⚡ What Exactly is Electricity? | myBetabox

⚡ What Exactly is Electricity?

What is electricity? How can we understand it and control it to do what we want? Where do we start?

Can you see it? 

Yes, in a way. We’ve all seen lightning storms before and the lightning bolts that come along with one are definitely electrical discharges. If you’re not careful and short-circuit some power sources, like a wall outlet or a car battery, you get sparks. And if you watch very closely in a dark room, you can see a little blue flash when a big charge of static electricity jumps from your hand to the door knob.

Can you feel it?

I think we answered that question a second ago—static can really hurt! You really don’t want to get shocked by electricity as it’s not safe. Higher amounts of electrical current hurt even more.

Can you hear it?

You can even hear a really bad static discharge! The incessant buzzing you hear in electrical appliances is called “mains hum”.

But…can you smell it?

YES! In the instances where you can see or hear electricity (as with lightning) you’ll notice a distinct chlorine-like smell. This is from the ozone gas byproduct due to the surrounding air molecules becoming charged. 

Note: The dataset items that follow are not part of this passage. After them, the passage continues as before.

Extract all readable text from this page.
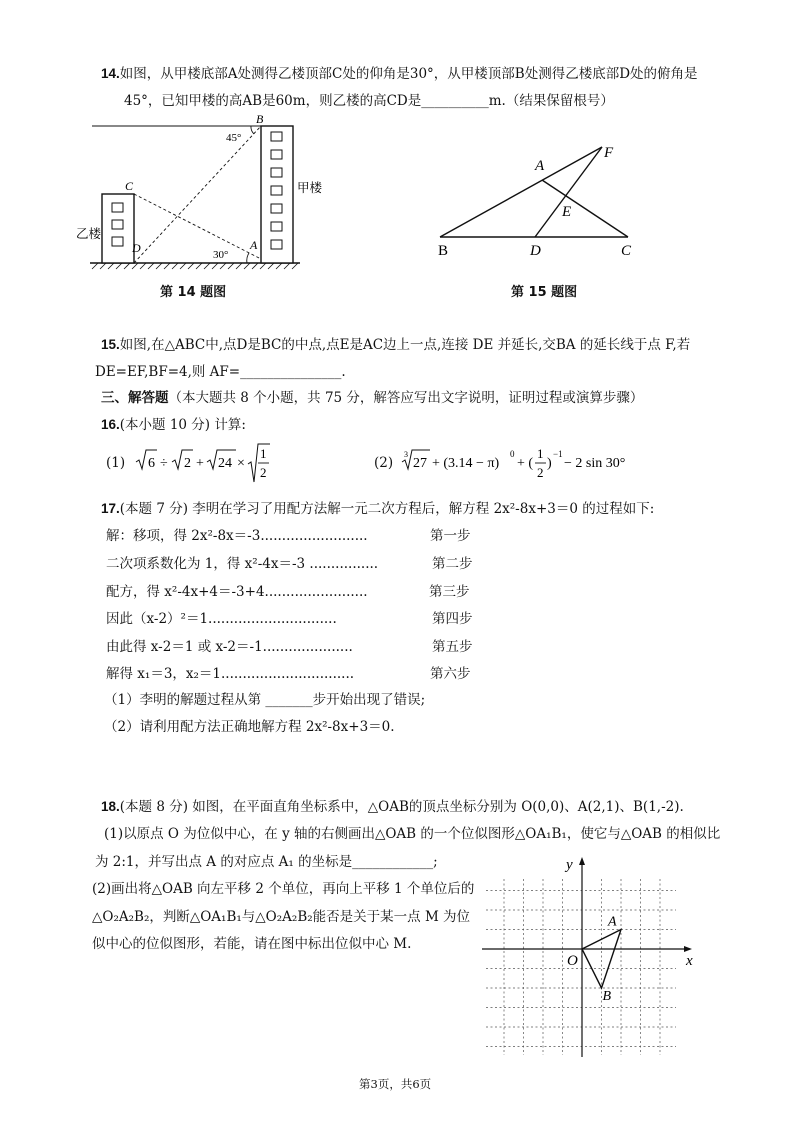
14.如图，从甲楼底部A处测得乙楼顶部C处的仰角是30°，从甲楼顶部B处测得乙楼底部D处的俯角是
45°，已知甲楼的高AB是60m，则乙楼的高CD是__________m.（结果保留根号）
B
C
D	A
45°
30°
甲楼
乙楼
第 14 题图
A
F
E
B	D	C
第 15 题图
15.如图,在△ABC中,点D是BC的中点,点E是AC边上一点,连接 DE 并延长,交BA 的延长线于点 F,若
DE=EF,BF=4,则 AF=_______________.
三、解答题（本大题共 8 个小题，共 75 分，解答应写出文字说明，证明过程或演算步骤）
16.(本小题 10 分) 计算:
(1) 6 ÷ 2 + 24 ×
1
2
(2)
3
27 + (3.14 − π)
0
+ (
1
2
)
−1
− 2 sin 30°
17.(本题 7 分) 李明在学习了用配方法解一元二次方程后，解方程 2x²-8x+3＝0 的过程如下:
解：移项，得 2x²-8x＝-3.........................	第一步
二次项系数化为 1，得 x²-4x＝-3 ................	第二步
配方，得 x²-4x+4＝-3+4........................	第三步
因此（x-2）²＝1..............................	第四步
由此得 x-2＝1 或 x-2＝-1.....................	第五步
解得 x₁＝3，x₂＝1...............................	第六步
（1）李明的解题过程从第 _______步开始出现了错误;
（2）请利用配方法正确地解方程 2x²-8x+3＝0.
18.(本题 8 分) 如图，在平面直角坐标系中，△OAB的顶点坐标分别为 O(0,0)、A(2,1)、B(1,-2).
(1)以原点 O 为位似中心，在 y 轴的右侧画出△OAB 的一个位似图形△OA₁B₁，使它与△OAB 的相似比
为 2:1，并写出点 A 的对应点 A₁ 的坐标是____________;
(2)画出将△OAB 向左平移 2 个单位，再向上平移 1 个单位后的
△O₂A₂B₂，判断△OA₁B₁与△O₂A₂B₂能否是关于某一点 M 为位
似中心的位似图形，若能，请在图中标出位似中心 M.
y
x
O
A
B
第3页，共6页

But what’s really happening here? What makes those flashes, sparks and tingling sensations?

All of these events result from an excess of electric charge, moving from an area with a high concentration of electric charge to an area with a lower concentration of that type of charge. 

Electric charge is a collection of excess negative subatomic particles called electrons.

When excess charges accumulate on an object and cannot immediately flow to an area with a balancing opposite positive charge, this results in static electricity. We call it “static” because it isn’t moving—until it does, all at once.

Photo by Circuit Globe

When static electricity builds up enough that it can jump to another object to balance itself, we get a spark or a flash of electricity. You touching the doorknob makes only a very small (but often still visible) flash; lightning jumping from ground to cloud or cloud to cloud is a huge flash, seen from miles away. Yes—that is a LOT of static electricity being discharged very quickly, which is why lightning is so dangerous.

Electrons are one of three types of subatomic particles that make up atoms. The other two, neutrons and protons, are bound tightly together and make up the nucleus of the atom. Electrons spin freely around the nucleus of an atom in orbits relatively far away from the pull of the nucleus, so you can strip them away from the atom pretty easily. This is why electrical currents are made up of electrons in motion, not protons.

There is something to understand about how the flow of electricity is described and illustrated. While it is true that actual electric current is made of negatively charged electrons flowing from an area with high negative electric charge towards an area with high positive charge, almost all of the engineering descriptions and illustrations of electric current show the exact opposite. In the industry, current is shown flowing in the other direction, from positive to negative.

The reason for this is complicated and buried in history. But you should know that we will be following the engineering convention of showing electricity as flowing from positive to negative.